- Film poster
- Directed by: J. D. Chakravarthy
- Written by: J. D. Chakravarthy Krishna Mohan Challa (dialogues)
- Produced by: G. Sambasiva Rao
- Starring: Srikanth J. D. Chakravarthy Sidhika Sharma Rao Ramesh Anisha Singh
- Cinematography: G. Siva Kumar
- Edited by: Venkatesh
- Music by: Hemachandra (songs) Sai Karthik (score)
- Production company: Sudha Cinema
- Release date: 29 June 2012;
- Country: India
- Language: Telugu

= All the Best (film) =

All the Best is a 2012 Indian Telugu-language comedy film written and directed by J. D. Chakravarthy. The film stars Srikanth, J. D. Chakravarthy and Sidhika Sharma in lead roles. The film was released on 29 June 2012 with mixed reviews. Later this film was dubbed into Hindi as Risk. The film is a remake of the Malayalam film Gulumaal: The Escape, which itself is based on the 2000 Argentine movie Nine Queens.

==Soundtrack==

The soundtrack was composed by singer turned composer Hemachandra and the album was released under Aditya Music label. The audio of the films was launched on 3 June 2012 at Dasapalla Hotel in Hyderabad with Dasari Narayana Rao as the chief guest.
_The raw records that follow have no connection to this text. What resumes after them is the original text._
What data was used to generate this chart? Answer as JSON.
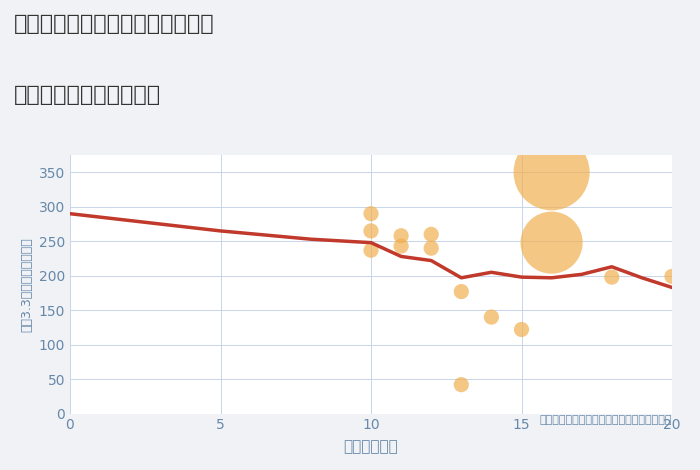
{
  "title_line1": "神奈川県川崎市中原区木月大町の",
  "title_line2": "駅距離別中古戸建て価格",
  "xlabel": "駅距離（分）",
  "ylabel": "坪（3.3㎡）単価（万円）",
  "annotation": "円の大きさは、取引のあった物件面積を示す",
  "bg_color": "#f0f2f5",
  "plot_bg_color": "#ffffff",
  "line_color": "#c0392b",
  "scatter_color": "#f0b050",
  "scatter_alpha": 0.7,
  "grid_color": "#c8d4e8",
  "text_color": "#6688aa",
  "title_color": "#333333",
  "xlim": [
    0,
    20
  ],
  "ylim": [
    0,
    375
  ],
  "xticks": [
    0,
    5,
    10,
    15,
    20
  ],
  "yticks": [
    0,
    50,
    100,
    150,
    200,
    250,
    300,
    350
  ],
  "line_x": [
    0,
    5,
    8,
    10,
    11,
    12,
    13,
    14,
    15,
    16,
    17,
    18,
    19,
    20
  ],
  "line_y": [
    290,
    265,
    253,
    248,
    228,
    222,
    197,
    205,
    198,
    197,
    202,
    213,
    197,
    183
  ],
  "scatter_x": [
    10,
    10,
    10,
    11,
    11,
    12,
    12,
    13,
    13,
    14,
    15,
    16,
    16,
    18,
    20
  ],
  "scatter_y": [
    290,
    265,
    237,
    243,
    258,
    240,
    260,
    177,
    42,
    140,
    122,
    350,
    248,
    198,
    199
  ],
  "scatter_size": [
    120,
    120,
    120,
    120,
    120,
    120,
    120,
    120,
    120,
    120,
    120,
    3000,
    2000,
    120,
    120
  ]
}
All the songs in the album were written by Geetha Poonik.

Tracklist
| No. | Title | Artist(s) | Length |
|---|---|---|---|
| 1. | "Sundari Tingaari" | Hemachandra, Rita, Pranavi | 3:46 |
| 2. | "All The Best" | N. C. Karunya, Noel, Bindu Ramakrishna, Aditya | 3:48 |
| 3. | "Thuogoji Pagoji - 1" | L. R. Eswari, Mano | 3:31 |
| 4. | "Lammi Lammi" | Sunil Kashyap, Kajal | 3:18 |
| 5. | "Sana Sana" | Hemachandra, Monisha | 3:14 |
| 6. | "Thuogoji Pagoji - 2" | Priya Himesh, Mano | 3:31 |
| Total length: |  |  | 21:08 |

== Reception ==
A critic from The Times of India rated the film 2/5 stars and wrote, "There is nothing much to write about the other departments for they are all a little too run of the mill" Jeevi of Idlebrain.com wrote, "The film has every thing in right place, but the director’s inability get the timing right marred the over all impact of the movie".